Date: 03 October 2012   |   Author: Jack Carfrae

"We need to upgrade dealers to understand the corporate market as they do retail," says Whitehorn

Hyundai UK's president and CEO, Tony Whitehorn, has claimed that the business car industry is the company's strongest source of current growth.

Speaking to BusinessCar, he said: "From our point of view, fleet is really where our growth is coming from this year. We're 45% up in fleet at the moment."

Whitehorn attributed the success in the corporate sector to his fleet team: "We've got six people out on the road and we are really starting to knock over some big clients, companies like Enterprise PLC."

BusinessCar reported the Korean firm's 500-car contract win with Enterprise - a Lancashire-based service and maintenance provider - earlier this year.

Whitehorn confirmed that the organisation was intending to increase its order and that Hyundai had recently scored a new fleet-managed deal with Carillion for around 2000 cars.

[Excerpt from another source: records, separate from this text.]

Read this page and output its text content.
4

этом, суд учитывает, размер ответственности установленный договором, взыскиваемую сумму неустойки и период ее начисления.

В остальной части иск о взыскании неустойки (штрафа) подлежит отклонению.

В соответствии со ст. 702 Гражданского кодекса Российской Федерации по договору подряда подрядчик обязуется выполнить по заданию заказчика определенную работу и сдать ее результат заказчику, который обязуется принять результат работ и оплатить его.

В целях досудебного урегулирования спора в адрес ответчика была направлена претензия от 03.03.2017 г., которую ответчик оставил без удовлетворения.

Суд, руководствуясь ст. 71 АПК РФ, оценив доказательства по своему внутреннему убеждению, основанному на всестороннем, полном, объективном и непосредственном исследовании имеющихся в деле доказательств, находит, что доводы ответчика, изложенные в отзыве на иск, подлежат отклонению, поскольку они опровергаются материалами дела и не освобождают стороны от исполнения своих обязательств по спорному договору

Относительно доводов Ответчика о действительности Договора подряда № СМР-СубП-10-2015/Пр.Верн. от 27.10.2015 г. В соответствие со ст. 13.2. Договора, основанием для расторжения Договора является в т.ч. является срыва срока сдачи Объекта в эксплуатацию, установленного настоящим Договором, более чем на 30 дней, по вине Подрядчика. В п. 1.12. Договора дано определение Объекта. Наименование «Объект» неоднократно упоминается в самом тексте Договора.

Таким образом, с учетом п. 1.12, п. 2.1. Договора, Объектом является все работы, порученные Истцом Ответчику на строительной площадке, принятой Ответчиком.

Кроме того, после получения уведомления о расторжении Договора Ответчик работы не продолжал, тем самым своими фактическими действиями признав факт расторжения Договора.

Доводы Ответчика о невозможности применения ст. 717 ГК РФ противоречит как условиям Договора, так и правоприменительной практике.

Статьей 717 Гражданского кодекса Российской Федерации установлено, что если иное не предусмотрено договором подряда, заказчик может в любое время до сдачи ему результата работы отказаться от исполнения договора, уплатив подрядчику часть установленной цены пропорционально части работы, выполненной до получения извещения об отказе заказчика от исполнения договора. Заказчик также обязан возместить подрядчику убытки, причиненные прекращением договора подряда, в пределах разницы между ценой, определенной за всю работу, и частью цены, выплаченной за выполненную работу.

He said that winning large contracts was fundamental to a manufacturer's success in the corporate market: "That's what happens in the fleet business.

"Once you win one [big contract], people go 'that's interesting, they've chosen [Hyundai]', so we're starting to get a virtuous circle."

He also claimed it was necessary to make business vehicles appealing emotionally: "When you go into the fleet business you've got to appeal to two people.

"Obviously you've got to appeal to the finance people, but also you've got to appeal to the driver. That means you've got to make it stylish and have good BIK."

Whitehorn said the lower medium i30 was going down well with fleets but the upper medium i40 was taking longer to bed in, despite its earlier launch date: "The Metropolitan Police have just ordered a couple of hundred [new i30s], so that says we had a good relationship with them with the old i30.

"This is an example of how relationships with existing customers are helpful and that's catapulted us into getting orders.

"With a D-segment product [the i40] it takes a bit more time and we haven't had any history with it - that's the biggest issue."